# My wife wants some Modenas to show



## Shadybug Lofts (Mar 13, 2010)

My wife wants some modenas to show when she goes to the shows with me. I think she feels left out. or she's slowly getting the pigeon bug. What am I going to get myself into with these birds?


----------



## re lee (Jan 4, 2003)

Modenas breed very well. They are a bit larger breed today. And are very protective of there nest area. In fact they will scalp there own young if the young are not removed from the nest when they are old enough. BUT they are easy to work with. Have a large group of people who raise them. I would recomend having a seperate loft area just for them ,plus a young bird section that can also be used as a are for the hens when you break your pairs up. The young should be handled in the nest and handled as they mature. Need a show type coop. to work them and monitor they Quality as they mature. The birds that stand out as not being useable can be removed early. But others that are thinkable you might hold until after the moult They can surprise you sometimes. Now Gazzis are a little harder because of there markings and the need to remove some fould feathers. Where shcietti is not. You have german modenas also. Which I find rather old school they are not locked leg. or roll up as much some what longer in the back. But each there own. Modenas GOOD modenas are not as cheap these days. BUT good modenas can through plenty of good modenas And STOCK birds birds that say lack color or a small fault that makes it not a show type Can be used and many raise show winners


----------



## sdymacz (Aug 30, 2010)

Shadybug Lofts said:


> My wife wants some modenas to show when she goes to the shows with me. I think she feels left out. or she's slowly getting the pigeon bug. What am I going to get myself into with these birds?


I think she will need that shed soon


----------



## Shadybug Lofts (Mar 13, 2010)

sdymacz said:


> I think she will need that shed soon


Thats what I am worried about. I need the space for my saddles.


----------



## sdymacz (Aug 30, 2010)

Shadybug Lofts said:


> Thats what I am worried about. I need the space for my saddles.

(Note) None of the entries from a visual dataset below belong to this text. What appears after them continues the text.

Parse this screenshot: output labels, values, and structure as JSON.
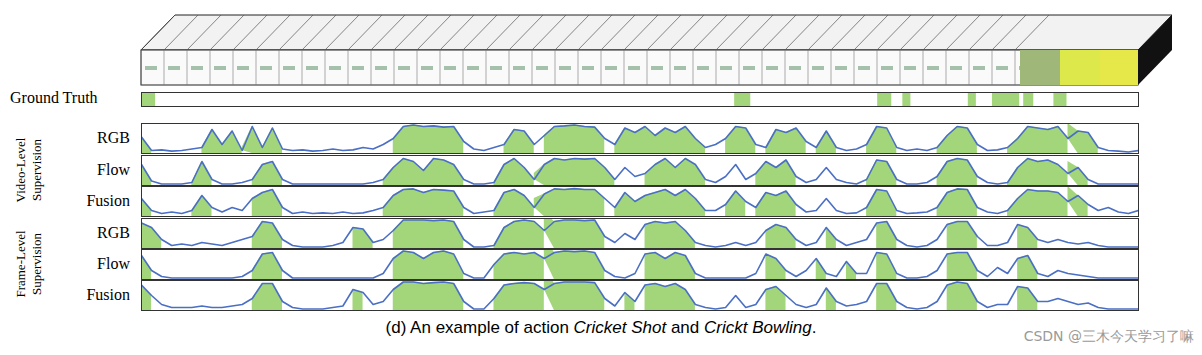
{
  "chart_data": {
    "type": "line",
    "tick_labels": false,
    "x": [
      0,
      1,
      2,
      3,
      4,
      5,
      6,
      7,
      8,
      9,
      10,
      11,
      12,
      13,
      14,
      15,
      16,
      17,
      18,
      19,
      20,
      21,
      22,
      23,
      24,
      25,
      26,
      27,
      28,
      29,
      30,
      31,
      32,
      33,
      34,
      35,
      36,
      37,
      38,
      39,
      40,
      41,
      42,
      43,
      44,
      45,
      46,
      47,
      48,
      49,
      50,
      51,
      52,
      53,
      54,
      55,
      56,
      57,
      58,
      59,
      60,
      61,
      62,
      63,
      64,
      65,
      66,
      67,
      68,
      69,
      70,
      71,
      72,
      73,
      74,
      75,
      76,
      77,
      78,
      79,
      80,
      81,
      82,
      83,
      84,
      85,
      86,
      87,
      88,
      89,
      90,
      91,
      92,
      93,
      94,
      95,
      96,
      97,
      98,
      99
    ],
    "xlim": [
      0,
      99
    ],
    "ylim": [
      0,
      1
    ],
    "ground_truth": {
      "label": "Ground Truth",
      "intervals": [
        [
          0,
          1.4
        ],
        [
          58.9,
          60.5
        ],
        [
          73.1,
          74.5
        ],
        [
          75.6,
          76.4
        ],
        [
          82.1,
          82.9
        ],
        [
          84.5,
          87.2
        ],
        [
          87.6,
          88.6
        ],
        [
          90.6,
          91.9
        ]
      ]
    },
    "series": [
      {
        "name": "RGB",
        "group": "Video-Level Supervision",
        "color": "#4a6fc4",
        "values": [
          0.55,
          0.1,
          0.12,
          0.08,
          0.1,
          0.15,
          0.2,
          0.8,
          0.3,
          0.75,
          0.1,
          0.9,
          0.2,
          0.85,
          0.15,
          0.1,
          0.12,
          0.08,
          0.1,
          0.15,
          0.1,
          0.12,
          0.2,
          0.15,
          0.3,
          0.5,
          0.9,
          0.95,
          0.9,
          0.92,
          0.88,
          0.9,
          0.4,
          0.15,
          0.1,
          0.2,
          0.3,
          0.8,
          0.75,
          0.3,
          0.6,
          0.9,
          0.92,
          0.95,
          0.9,
          0.88,
          0.5,
          0.3,
          0.85,
          0.7,
          0.9,
          0.6,
          0.85,
          0.7,
          0.9,
          0.5,
          0.2,
          0.3,
          0.5,
          0.9,
          0.85,
          0.3,
          0.2,
          0.8,
          0.7,
          0.85,
          0.4,
          0.2,
          0.75,
          0.2,
          0.1,
          0.15,
          0.3,
          0.9,
          0.85,
          0.2,
          0.1,
          0.15,
          0.1,
          0.2,
          0.6,
          0.9,
          0.85,
          0.3,
          0.1,
          0.12,
          0.2,
          0.5,
          0.9,
          0.85,
          0.8,
          0.9,
          0.5,
          0.75,
          0.7,
          0.2,
          0.1,
          0.08,
          0.05,
          0.1
        ],
        "detections": [
          [
            0,
            1
          ],
          [
            6,
            10
          ],
          [
            10,
            14
          ],
          [
            25,
            32
          ],
          [
            36,
            39
          ],
          [
            40,
            46
          ],
          [
            47,
            56
          ],
          [
            58,
            61
          ],
          [
            62,
            66
          ],
          [
            67,
            69
          ],
          [
            72,
            75
          ],
          [
            79,
            83
          ],
          [
            86,
            92
          ],
          [
            92,
            95
          ]
        ]
      },
      {
        "name": "Flow",
        "group": "Video-Level Supervision",
        "color": "#4a6fc4",
        "values": [
          0.7,
          0.15,
          0.05,
          0.05,
          0.05,
          0.1,
          0.8,
          0.2,
          0.05,
          0.05,
          0.1,
          0.2,
          0.7,
          0.8,
          0.2,
          0.05,
          0.05,
          0.05,
          0.05,
          0.05,
          0.05,
          0.05,
          0.05,
          0.1,
          0.2,
          0.6,
          0.9,
          0.8,
          0.5,
          0.9,
          0.85,
          0.7,
          0.2,
          0.05,
          0.05,
          0.1,
          0.7,
          0.9,
          0.6,
          0.2,
          0.7,
          0.9,
          0.85,
          0.9,
          0.88,
          0.9,
          0.6,
          0.2,
          0.6,
          0.3,
          0.4,
          0.7,
          0.9,
          0.6,
          0.9,
          0.7,
          0.2,
          0.1,
          0.3,
          0.7,
          0.2,
          0.4,
          0.8,
          0.6,
          0.85,
          0.3,
          0.1,
          0.2,
          0.6,
          0.2,
          0.1,
          0.05,
          0.2,
          0.85,
          0.8,
          0.2,
          0.05,
          0.05,
          0.1,
          0.3,
          0.8,
          0.9,
          0.85,
          0.3,
          0.1,
          0.05,
          0.1,
          0.6,
          0.9,
          0.8,
          0.85,
          0.7,
          0.4,
          0.6,
          0.2,
          0.05,
          0.05,
          0.05,
          0.05,
          0.05
        ],
        "detections": [
          [
            0,
            1
          ],
          [
            5,
            7
          ],
          [
            11,
            14
          ],
          [
            24,
            32
          ],
          [
            35,
            39
          ],
          [
            39,
            47
          ],
          [
            50,
            56
          ],
          [
            61,
            65
          ],
          [
            72,
            75
          ],
          [
            79,
            83
          ],
          [
            86,
            92
          ],
          [
            92,
            94
          ]
        ]
      },
      {
        "name": "Fusion",
        "group": "Video-Level Supervision",
        "color": "#4a6fc4",
        "values": [
          0.6,
          0.2,
          0.1,
          0.15,
          0.1,
          0.2,
          0.7,
          0.3,
          0.15,
          0.3,
          0.2,
          0.6,
          0.8,
          0.9,
          0.3,
          0.1,
          0.15,
          0.1,
          0.12,
          0.1,
          0.15,
          0.1,
          0.12,
          0.2,
          0.3,
          0.7,
          0.9,
          0.92,
          0.8,
          0.9,
          0.88,
          0.85,
          0.3,
          0.1,
          0.15,
          0.2,
          0.8,
          0.9,
          0.7,
          0.3,
          0.75,
          0.92,
          0.9,
          0.93,
          0.9,
          0.9,
          0.6,
          0.3,
          0.8,
          0.5,
          0.7,
          0.8,
          0.9,
          0.7,
          0.9,
          0.6,
          0.2,
          0.2,
          0.4,
          0.85,
          0.5,
          0.3,
          0.8,
          0.7,
          0.85,
          0.4,
          0.15,
          0.2,
          0.6,
          0.2,
          0.1,
          0.12,
          0.3,
          0.9,
          0.85,
          0.2,
          0.1,
          0.12,
          0.15,
          0.3,
          0.8,
          0.92,
          0.9,
          0.3,
          0.15,
          0.1,
          0.2,
          0.6,
          0.9,
          0.85,
          0.85,
          0.8,
          0.5,
          0.7,
          0.4,
          0.2,
          0.3,
          0.15,
          0.1,
          0.2
        ],
        "detections": [
          [
            0,
            1
          ],
          [
            5,
            7
          ],
          [
            11,
            14
          ],
          [
            24,
            32
          ],
          [
            35,
            39
          ],
          [
            39,
            46
          ],
          [
            47,
            56
          ],
          [
            58,
            60
          ],
          [
            61,
            65
          ],
          [
            72,
            75
          ],
          [
            79,
            83
          ],
          [
            86,
            92
          ],
          [
            92,
            94
          ]
        ]
      },
      {
        "name": "RGB",
        "group": "Frame-Level Supervision",
        "color": "#4a6fc4",
        "values": [
          0.85,
          0.7,
          0.3,
          0.1,
          0.15,
          0.1,
          0.2,
          0.15,
          0.1,
          0.2,
          0.3,
          0.4,
          0.9,
          0.85,
          0.3,
          0.1,
          0.05,
          0.05,
          0.05,
          0.1,
          0.2,
          0.7,
          0.65,
          0.2,
          0.3,
          0.6,
          0.95,
          0.95,
          0.95,
          0.93,
          0.95,
          0.9,
          0.3,
          0.05,
          0.05,
          0.1,
          0.7,
          0.9,
          0.95,
          0.9,
          0.6,
          0.9,
          0.95,
          0.95,
          0.93,
          0.95,
          0.4,
          0.2,
          0.5,
          0.3,
          0.8,
          0.9,
          0.85,
          0.9,
          0.6,
          0.2,
          0.1,
          0.05,
          0.1,
          0.2,
          0.1,
          0.2,
          0.6,
          0.8,
          0.7,
          0.3,
          0.1,
          0.2,
          0.7,
          0.3,
          0.1,
          0.2,
          0.3,
          0.85,
          0.9,
          0.3,
          0.1,
          0.05,
          0.1,
          0.3,
          0.8,
          0.9,
          0.9,
          0.4,
          0.1,
          0.1,
          0.2,
          0.8,
          0.7,
          0.3,
          0.2,
          0.3,
          0.2,
          0.15,
          0.2,
          0.1,
          0.05,
          0.05,
          0.05,
          0.05
        ],
        "detections": [
          [
            0,
            2
          ],
          [
            11,
            14
          ],
          [
            21,
            23
          ],
          [
            25,
            32
          ],
          [
            35,
            40
          ],
          [
            40,
            46
          ],
          [
            50,
            55
          ],
          [
            62,
            65
          ],
          [
            68,
            69
          ],
          [
            73,
            75
          ],
          [
            80,
            83
          ],
          [
            87,
            89
          ]
        ]
      },
      {
        "name": "Flow",
        "group": "Frame-Level Supervision",
        "color": "#4a6fc4",
        "values": [
          0.8,
          0.3,
          0.1,
          0.05,
          0.05,
          0.05,
          0.05,
          0.05,
          0.05,
          0.05,
          0.1,
          0.3,
          0.85,
          0.9,
          0.3,
          0.05,
          0.05,
          0.05,
          0.05,
          0.05,
          0.05,
          0.05,
          0.05,
          0.05,
          0.2,
          0.7,
          0.95,
          0.9,
          0.7,
          0.9,
          0.95,
          0.85,
          0.2,
          0.05,
          0.05,
          0.5,
          0.85,
          0.9,
          0.85,
          0.9,
          0.7,
          0.9,
          0.95,
          0.93,
          0.95,
          0.9,
          0.3,
          0.1,
          0.05,
          0.2,
          0.85,
          0.9,
          0.7,
          0.9,
          0.8,
          0.2,
          0.05,
          0.05,
          0.05,
          0.05,
          0.05,
          0.2,
          0.85,
          0.7,
          0.3,
          0.1,
          0.3,
          0.7,
          0.2,
          0.1,
          0.6,
          0.2,
          0.2,
          0.9,
          0.85,
          0.2,
          0.05,
          0.05,
          0.1,
          0.3,
          0.85,
          0.9,
          0.9,
          0.3,
          0.1,
          0.4,
          0.2,
          0.7,
          0.8,
          0.2,
          0.1,
          0.3,
          0.2,
          0.15,
          0.1,
          0.05,
          0.05,
          0.05,
          0.05,
          0.05
        ],
        "detections": [
          [
            0,
            1
          ],
          [
            11,
            14
          ],
          [
            25,
            32
          ],
          [
            35,
            40
          ],
          [
            40,
            46
          ],
          [
            50,
            55
          ],
          [
            62,
            64
          ],
          [
            67,
            68
          ],
          [
            70,
            71
          ],
          [
            73,
            75
          ],
          [
            80,
            83
          ],
          [
            87,
            89
          ]
        ]
      },
      {
        "name": "Fusion",
        "group": "Frame-Level Supervision",
        "color": "#4a6fc4",
        "values": [
          0.85,
          0.5,
          0.2,
          0.1,
          0.1,
          0.1,
          0.15,
          0.1,
          0.1,
          0.15,
          0.2,
          0.4,
          0.9,
          0.9,
          0.3,
          0.1,
          0.05,
          0.05,
          0.05,
          0.1,
          0.15,
          0.7,
          0.6,
          0.2,
          0.3,
          0.7,
          0.95,
          0.95,
          0.9,
          0.93,
          0.95,
          0.9,
          0.3,
          0.05,
          0.05,
          0.4,
          0.85,
          0.9,
          0.93,
          0.9,
          0.7,
          0.9,
          0.95,
          0.95,
          0.95,
          0.93,
          0.4,
          0.15,
          0.6,
          0.3,
          0.85,
          0.9,
          0.8,
          0.9,
          0.7,
          0.2,
          0.1,
          0.05,
          0.1,
          0.5,
          0.1,
          0.2,
          0.7,
          0.8,
          0.5,
          0.2,
          0.1,
          0.2,
          0.75,
          0.3,
          0.15,
          0.2,
          0.3,
          0.9,
          0.9,
          0.3,
          0.1,
          0.05,
          0.1,
          0.3,
          0.85,
          0.95,
          0.9,
          0.3,
          0.1,
          0.2,
          0.2,
          0.8,
          0.75,
          0.3,
          0.3,
          0.4,
          0.3,
          0.2,
          0.25,
          0.1,
          0.05,
          0.05,
          0.05,
          0.05
        ],
        "detections": [
          [
            0,
            1
          ],
          [
            11,
            14
          ],
          [
            21,
            22
          ],
          [
            25,
            32
          ],
          [
            35,
            40
          ],
          [
            40,
            46
          ],
          [
            48,
            49
          ],
          [
            50,
            55
          ],
          [
            62,
            64
          ],
          [
            68,
            69
          ],
          [
            73,
            75
          ],
          [
            80,
            83
          ],
          [
            87,
            89
          ]
        ]
      }
    ],
    "caption": "(d) An example of action Cricket Shot and Crickt Bowling.",
    "caption_italic": [
      "Cricket Shot",
      "Crickt Bowling"
    ],
    "watermark": "CSDN @三木今天学习了嘛"
  }
}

Or just build her a loft for modenas


----------



## loftkeeper (Sep 21, 2010)

*mini modenas*

try some of them they are the type use to be shown years back there is a club and a good following imade a mistake they are called toy modenas not mini


----------



## italianbird101 (Sep 12, 2007)

Garry, most of the Saddle Homers guys have Modenas, Richard Haas, Ed warner, Jim Johnson, they will be in Lebanon.
You can always have her help you with the saddles.


----------



## Shadybug Lofts (Mar 13, 2010)

italianbird101 said:


> Garry, most of the Saddle Homers guys have Modenas, Richard Haas, Ed warner, Jim Johnson, they will be in Lebanon.
> You can always have her help you with the saddles.


 Mell, I know I have been to Richards loft, thats where i got a lot of my saddles to start. He has modenas and saddle all together and it works for him, but he gets 250 a pair for his.


----------



## italianbird101 (Sep 12, 2007)

I had no idea to what he wanted for them.


----------



## Shadybug Lofts (Mar 13, 2010)

Ya thats what he told me he gets for his modenas. Im sure their worth it, he has beautiful birds, but thats a little out of my range.


----------



## italianbird101 (Sep 12, 2007)

out of my range too.


----------